WILLEMSTAD - An internal decision document issued by the Central Bank of Curaçao and Sint Maarten in September 2019 provides a detailed and damning account of the circumstances that led to the withdrawal of Banco del Orinoco N.V.’s banking license, offering new insight into one of the most controversial financial collapses linked to Curaçao in recent years.

The 28-page decision, addressed directly to Banco del Orinoco and signed by the Central Bank’s executive management, formally revokes the bank’s license with immediate effect. The document outlines a pattern of misconduct that, according to the regulator, went far beyond administrative shortcomings and pointed to systemic failures, including the use of falsified documents, serious breaches of anti-money laundering rules, and misleading representations about the bank’s financial position .

At the heart of the Central Bank’s findings is the conclusion that Banco del Orinoco repeatedly submitted falsified custody statements and correspondence to create the appearance that it held substantial assets on behalf of clients. These documents were allegedly used to demonstrate solvency and liquidity during supervisory reviews. The Central Bank determined that these representations were not only inaccurate but deliberately misleading, undermining the reliability of the bank’s balance sheet and financial statements .

The regulator notes that multiple international custodians named in Banco del Orinoco’s submissions, including TMF, Amergeris, Vistra, and Farrington, either denied holding assets for the bank or stated that the documents attributed to them were falsified. In several cases, email addresses used in the correspondence did not belong to the institutions in question, or confirmations were sent from non-existent or spoofed domains. According to the Central Bank, these practices continued even after the bank had been formally warned and placed under heightened supervision .

The document also details how Banco del Orinoco attempted to defend itself by claiming that certain assets were held indirectly or for the benefit of affiliated entities. The Central Bank rejected this explanation, stating that the bank failed to provide verifiable proof and that its arguments were inconsistent with earlier statements. The regulator concluded that the bank’s conduct obstructed effective supervision and violated the legal obligation to provide accurate and complete information .

Beyond falsified asset documentation, the Central Bank describes widespread non-compliance with anti-money laundering and counter-terrorism financing regulations. The investigation highlighted customer relationships and transactions involving politically exposed persons, high-risk jurisdictions, and unusually large transfers that were either inadequately monitored or not reported to the Financial Intelligence Unit. In some cases, transfers amounting to millions of dollars were executed without proper customer due diligence or internal approval, despite clear regulatory requirements .
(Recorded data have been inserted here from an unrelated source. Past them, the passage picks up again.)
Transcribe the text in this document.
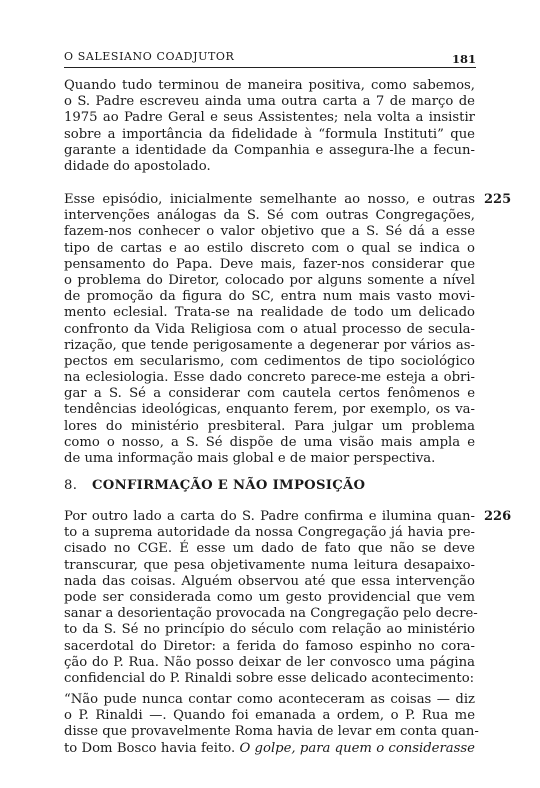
O SALESIANO COADJUTOR	181
Quando tudo terminou de maneira positiva, como sabemos,
o S. Padre escreveu ainda uma outra carta a 7 de março de
1975 ao Padre Geral e seus Assistentes; nela volta a insistir
sobre a importância da fidelidade à “formula Instituti” que
garante a identidade da Companhia e assegura-lhe a fecun-
didade do apostolado.
Esse episódio, inicialmente semelhante ao nosso, e outras
intervenções análogas da S. Sé com outras Congregações,
fazem-nos conhecer o valor objetivo que a S. Sé dá a esse
tipo de cartas e ao estilo discreto com o qual se indica o
pensamento do Papa. Deve mais, fazer-nos considerar que
o problema do Diretor, colocado por alguns somente a nível
de promoção da figura do SC, entra num mais vasto movi-
mento eclesial. Trata-se na realidade de todo um delicado
confronto da Vida Religiosa com o atual processo de secula-
rização, que tende perigosamente a degenerar por vários as-
pectos em secularismo, com cedimentos de tipo sociológico
na eclesiologia. Esse dado concreto parece-me esteja a obri-
gar a S. Sé a considerar com cautela certos fenômenos e
tendências ideológicas, enquanto ferem, por exemplo, os va-
lores do ministério presbiteral. Para julgar um problema
como o nosso, a S. Sé dispõe de uma visão mais ampla e
de uma informação mais global e de maior perspectiva.
225
8. CONFIRMAÇÃO E NÃO IMPOSIÇÃO
Por outro lado a carta do S. Padre confirma e ilumina quan-
to a suprema autoridade da nossa Congregação já havia pre-
cisado no CGE. É esse um dado de fato que não se deve
transcurar, que pesa objetivamente numa leitura desapaixo-
nada das coisas. Alguém observou até que essa intervenção
pode ser considerada como um gesto providencial que vem
sanar a desorientação provocada na Congregação pelo decre-
to da S. Sé no princípio do século com relação ao ministério
sacerdotal do Diretor: a ferida do famoso espinho no cora-
ção do P. Rua. Não posso deixar de ler convosco uma página
confidencial do P. Rinaldi sobre esse delicado acontecimento:
226
“Não pude nunca contar como aconteceram as coisas — diz
o P. Rinaldi —. Quando foi emanada a ordem, o P. Rua me
disse que provavelmente Roma havia de levar em conta quan-
to Dom Bosco havia feito. O golpe, para quem o considerasse
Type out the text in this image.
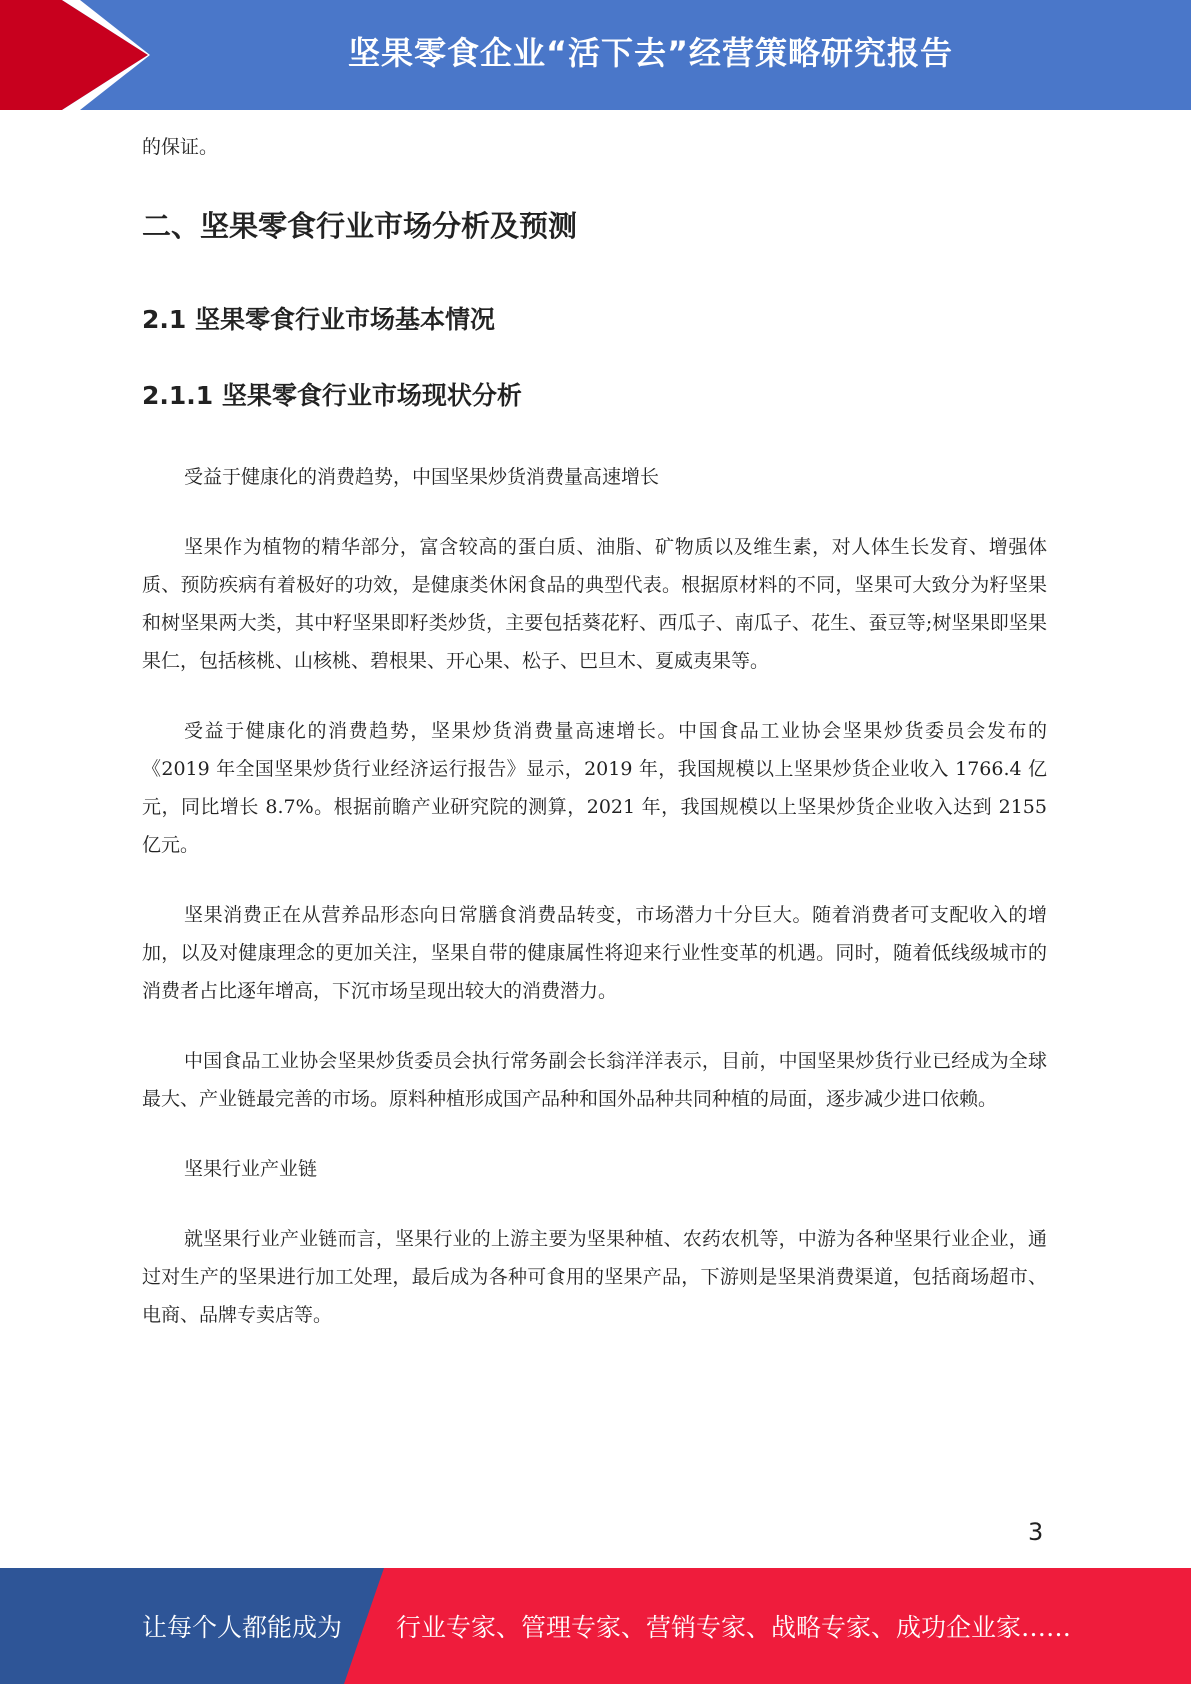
坚果零食企业“活下去”经营策略研究报告

的保证。

二、坚果零食行业市场分析及预测
2.1 坚果零食行业市场基本情况
2.1.1 坚果零食行业市场现状分析

受益于健康化的消费趋势，中国坚果炒货消费量高速增长

坚果作为植物的精华部分，富含较高的蛋白质、油脂、矿物质以及维生素，对人体生长发育、增强体质、预防疾病有着极好的功效，是健康类休闲食品的典型代表。根据原材料的不同，坚果可大致分为籽坚果和树坚果两大类，其中籽坚果即籽类炒货，主要包括葵花籽、西瓜子、南瓜子、花生、蚕豆等;树坚果即坚果果仁，包括核桃、山核桃、碧根果、开心果、松子、巴旦木、夏威夷果等。

受益于健康化的消费趋势，坚果炒货消费量高速增长。中国食品工业协会坚果炒货委员会发布的《2019 年全国坚果炒货行业经济运行报告》显示，2019 年，我国规模以上坚果炒货企业收入 1766.4 亿元，同比增长 8.7%。根据前瞻产业研究院的测算，2021 年，我国规模以上坚果炒货企业收入达到 2155 亿元。

坚果消费正在从营养品形态向日常膳食消费品转变，市场潜力十分巨大。随着消费者可支配收入的增加，以及对健康理念的更加关注，坚果自带的健康属性将迎来行业性变革的机遇。同时，随着低线级城市的消费者占比逐年增高，下沉市场呈现出较大的消费潜力。

中国食品工业协会坚果炒货委员会执行常务副会长翁洋洋表示，目前，中国坚果炒货行业已经成为全球最大、产业链最完善的市场。原料种植形成国产品种和国外品种共同种植的局面，逐步减少进口依赖。

坚果行业产业链

就坚果行业产业链而言，坚果行业的上游主要为坚果种植、农药农机等，中游为各种坚果行业企业，通过对生产的坚果进行加工处理，最后成为各种可食用的坚果产品，下游则是坚果消费渠道，包括商场超市、电商、品牌专卖店等。

3
让每个人都能成为 行业专家、管理专家、营销专家、战略专家、成功企业家……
The regulator further identified structural governance failures within Banco del Orinoco. The board and senior management were found to lack effective oversight, internal controls were described as inadequate, and key compliance functions were either understaffed or ineffective. According to the Central Bank, these weaknesses allowed irregular practices to persist and compounded the risks to depositors and the financial system .

In its conclusion, the Central Bank states that it could no longer rely on the accuracy of Banco del Orinoco’s financial reporting. As a result, the bank’s solvency and liquidity could not be verified, creating an unacceptable risk to creditors and the integrity of the financial sector. The regulator emphasized that under Curaçao law, the use of falsified documents alone constitutes sufficient grounds for license withdrawal, regardless of whether criminal proceedings are ongoing .

The decision also makes clear that alternative measures, such as intensified supervision or conditional restrictions, were deemed insufficient given the scale and duration of the violations. The Central Bank concluded that allowing Banco del Orinoco to continue operating would have undermined confidence in Curaçao’s financial system and its reputation as a regulated international banking jurisdiction .

Years after the bank’s collapse, the Central Bank’s decision document provides a rare, detailed look at how regulators assessed the situation internally. It suggests that the downfall of Banco del Orinoco was not the result of a single incident, but of a sustained pattern of misrepresentation, regulatory non-compliance, and governance failure. For depositors and observers alike, the document raises renewed questions about accountability, oversight, and the long-term impact of the case on Curaçao’s financial sector.